House approves 'Tax Cuts and Jobs Act'

House approves 'Tax Cuts and Jobs Act'
The House of Representatives has approved a game-changing rewrite of the US tax code proposed by President Donald Trump. No Democrats voted for the bill. Tax reform now faces an uphill battle in the divided Senate.

On Thursday, the Republican majority voted to approve HR1, or "Tax Cuts and Jobs Act." The final vote was 227 in favor and 205 against. All of the Democrats opposed the bill, and over a dozen Republicans joined them.

Speaker of the House Paul Ryan (R-Wisconsin) and his top staffers have worked to bring a few holdouts over to his side. Trump himself met with the House Republican leadership earlier in the day.

"We need to restore growth, we need to restore opportunity," Ryan told his fellow Republicans before the vote. “This is something that is going to refresh our confidence in ourselves, and our confidence in each other.”

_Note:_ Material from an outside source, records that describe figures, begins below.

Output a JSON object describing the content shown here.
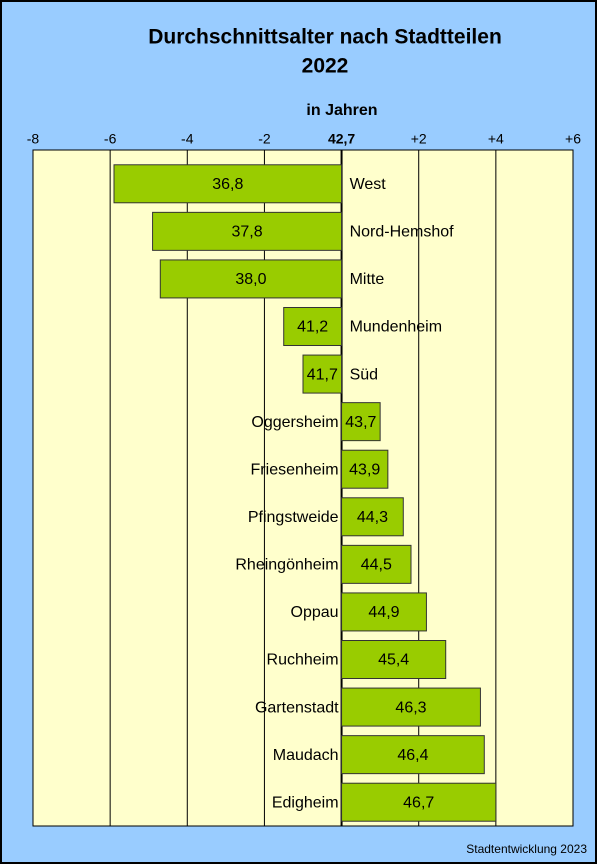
{
  "chart_data": {
    "type": "bar",
    "orientation": "horizontal",
    "title": [
      "Durchschnittsalter nach Stadtteilen",
      "2022"
    ],
    "x_label": "in Jahren",
    "source": "Stadtentwicklung 2023",
    "categories": [
      "West",
      "Nord-Hemshof",
      "Mitte",
      "Mundenheim",
      "Süd",
      "Oggersheim",
      "Friesenheim",
      "Pfingstweide",
      "Rheingönheim",
      "Oppau",
      "Ruchheim",
      "Gartenstadt",
      "Maudach",
      "Edigheim"
    ],
    "values": [
      36.8,
      37.8,
      38.0,
      41.2,
      41.7,
      43.7,
      43.9,
      44.3,
      44.5,
      44.9,
      45.4,
      46.3,
      46.4,
      46.7
    ],
    "value_labels": [
      "36,8",
      "37,8",
      "38,0",
      "41,2",
      "41,7",
      "43,7",
      "43,9",
      "44,3",
      "44,5",
      "44,9",
      "45,4",
      "46,3",
      "46,4",
      "46,7"
    ],
    "baseline": 42.7,
    "color": "#99cc00",
    "xlim": [
      34.7,
      48.7
    ],
    "xticks": [
      {
        "value": 34.7,
        "label": "-8"
      },
      {
        "value": 36.7,
        "label": "-6"
      },
      {
        "value": 38.7,
        "label": "-4"
      },
      {
        "value": 40.7,
        "label": "-2"
      },
      {
        "value": 42.7,
        "label": "42,7"
      },
      {
        "value": 44.7,
        "label": "+2"
      },
      {
        "value": 46.7,
        "label": "+4"
      },
      {
        "value": 48.7,
        "label": "+6"
      }
    ],
    "grid": true
  }
}
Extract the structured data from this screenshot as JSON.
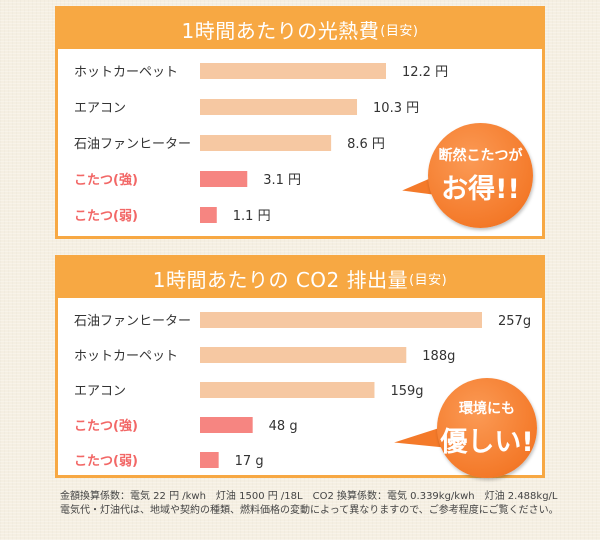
{
  "chart_data": [
    {
      "type": "bar",
      "title": "1時間あたりの光熱費",
      "title_suffix": "(目安)",
      "categories": [
        "ホットカーペット",
        "エアコン",
        "石油ファンヒーター",
        "こたつ(強)",
        "こたつ(弱)"
      ],
      "values": [
        12.2,
        10.3,
        8.6,
        3.1,
        1.1
      ],
      "value_labels": [
        "12.2 円",
        "10.3 円",
        "8.6 円",
        "3.1 円",
        "1.1 円"
      ],
      "highlight": [
        false,
        false,
        false,
        true,
        true
      ],
      "xlim": [
        0,
        12.2
      ],
      "grid": false,
      "legend": "none"
    },
    {
      "type": "bar",
      "title": "1時間あたりの CO2 排出量",
      "title_suffix": "(目安)",
      "categories": [
        "石油ファンヒーター",
        "ホットカーペット",
        "エアコン",
        "こたつ(強)",
        "こたつ(弱)"
      ],
      "values": [
        257,
        188,
        159,
        48,
        17
      ],
      "value_labels": [
        "257g",
        "188g",
        "159g",
        "48 g",
        "17 g"
      ],
      "highlight": [
        false,
        false,
        false,
        true,
        true
      ],
      "xlim": [
        0,
        257
      ],
      "grid": false,
      "legend": "none"
    }
  ],
  "badges": {
    "cost": {
      "line1": "断然こたつが",
      "line2": "お得!!"
    },
    "co2": {
      "line1": "環境にも",
      "line2": "優しい!"
    }
  },
  "footnote": {
    "line1": "金額換算係数：電気 22 円 /kwh　灯油 1500 円 /18L　CO2 換算係数：電気 0.339kg/kwh　灯油 2.488kg/L",
    "line2": "電気代・灯油代は、地域や契約の種類、燃料価格の変動によって異なりますので、ご参考程度にご覧ください。"
  },
  "colors": {
    "accent": "#f7a843",
    "bar": "#f6c8a2",
    "bar_highlight": "#f68581",
    "label_highlight": "#f26766",
    "badge": "#f47a2a"
  }
}
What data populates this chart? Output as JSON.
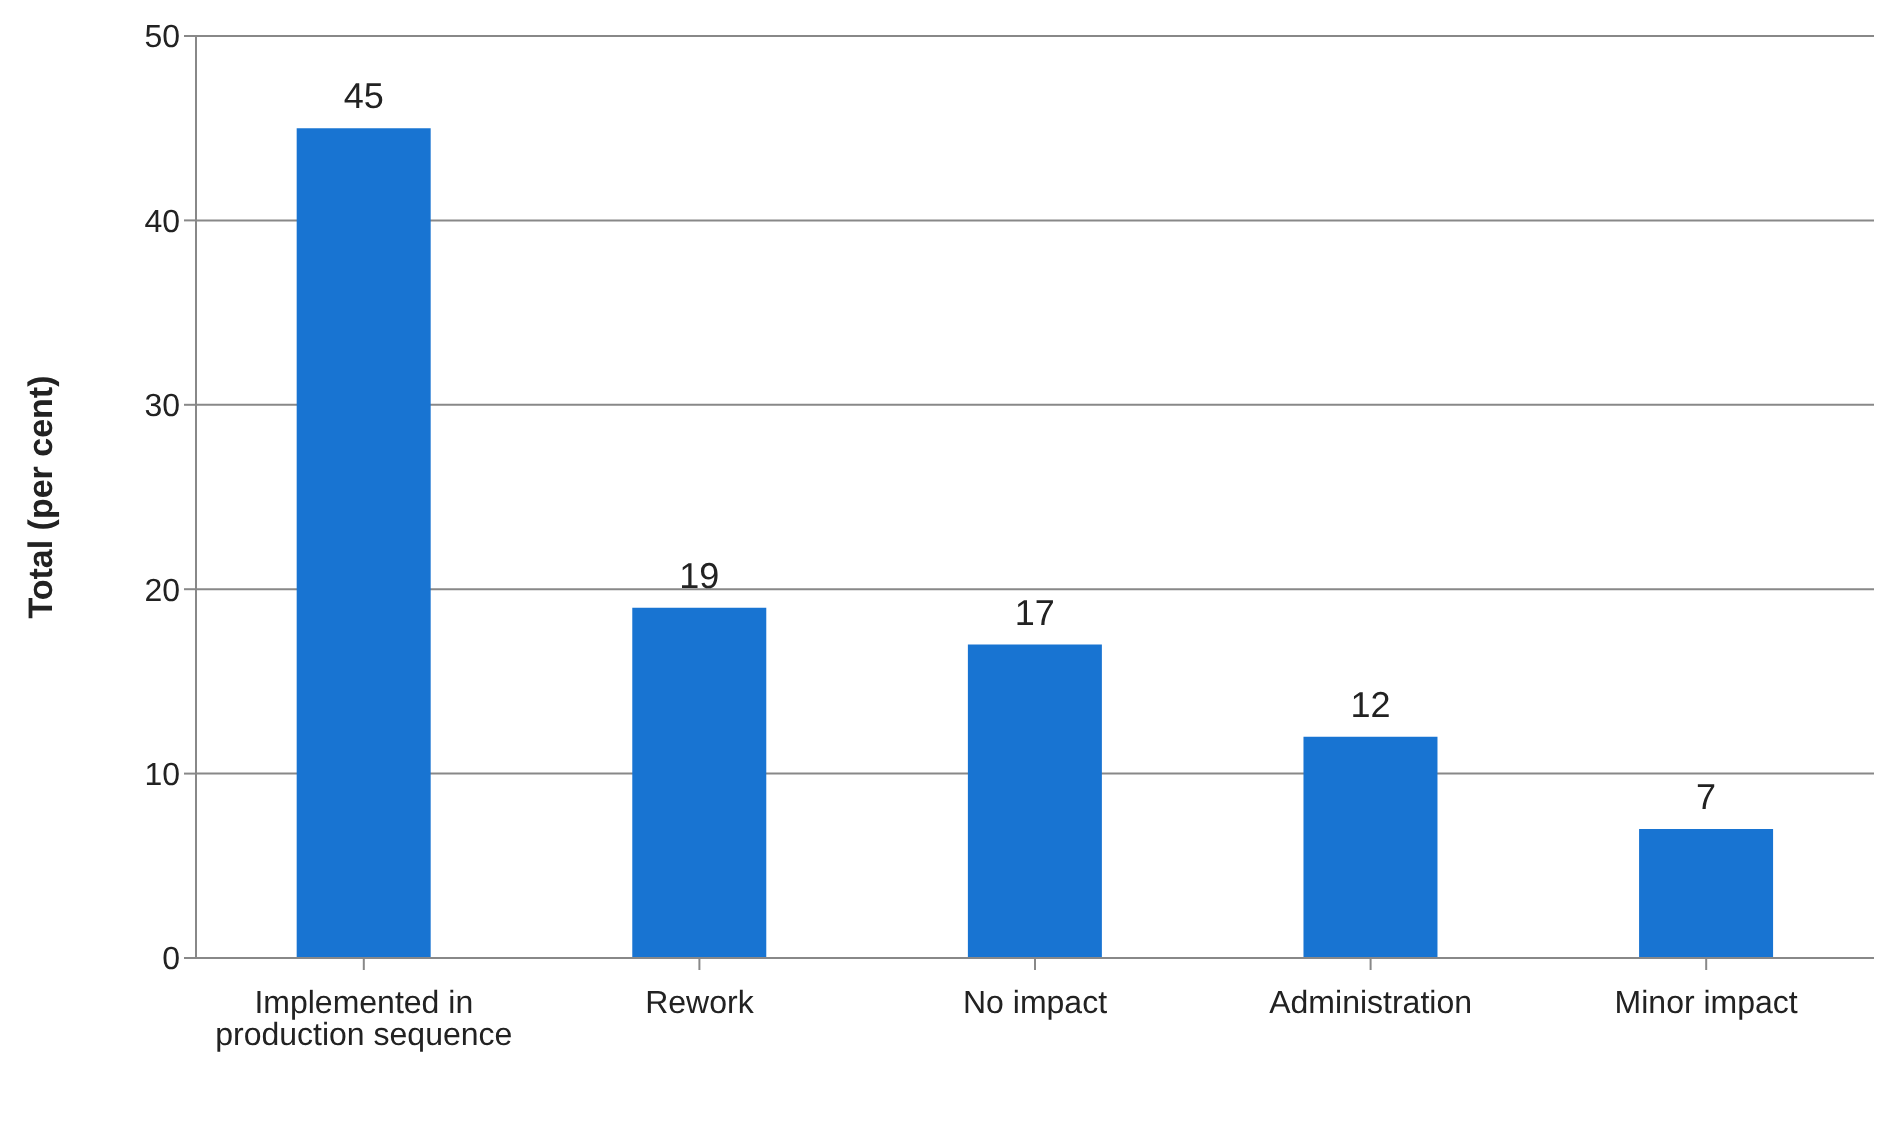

Before the vote, some Republicans shared a sense of optimism that the new tax code would go over better than some of their past legislative defeats.

Representative Steve Womack (R-Arkansas) acknowledged the obstacles that lie ahead in the Senate, but he was in high spirits and told members of the House Ways and Means Committee that "they'll come around," CNN reported.

Representative Dennis Ross (R-Florida) echoed Womack’s optimism on Wednesday.

"I think the health care debacle helped us prepare for this one," he said, according to CNN. "I think all the members also realize that this is very crucial, that we need a tax bill out of here, and I think that's why there's not a lot of angst over whether we have the votes tomorrow. I think we'll be right on target."

The House bill would consolidate individual and family tax brackets from seven to four and reduce the corporate tax rate to 20 percent from the current 35 percent. It would also end or scale back some popular deductions.

The Senate proposal ties tax cuts to the repeal of the Affordable Care Act's (ACA) individual mandate, returning to attempts to repeal "Obamacare" that foundered this summer amid monolithic opposition from Democrats joined by Republicans like Senator John McCain (R-Arizona).

“A simple, fair and competitive tax code will be rocket fuel for our economy, and it’s within our reach. Now is the time to deliver,” the White House said in a statement following the vote.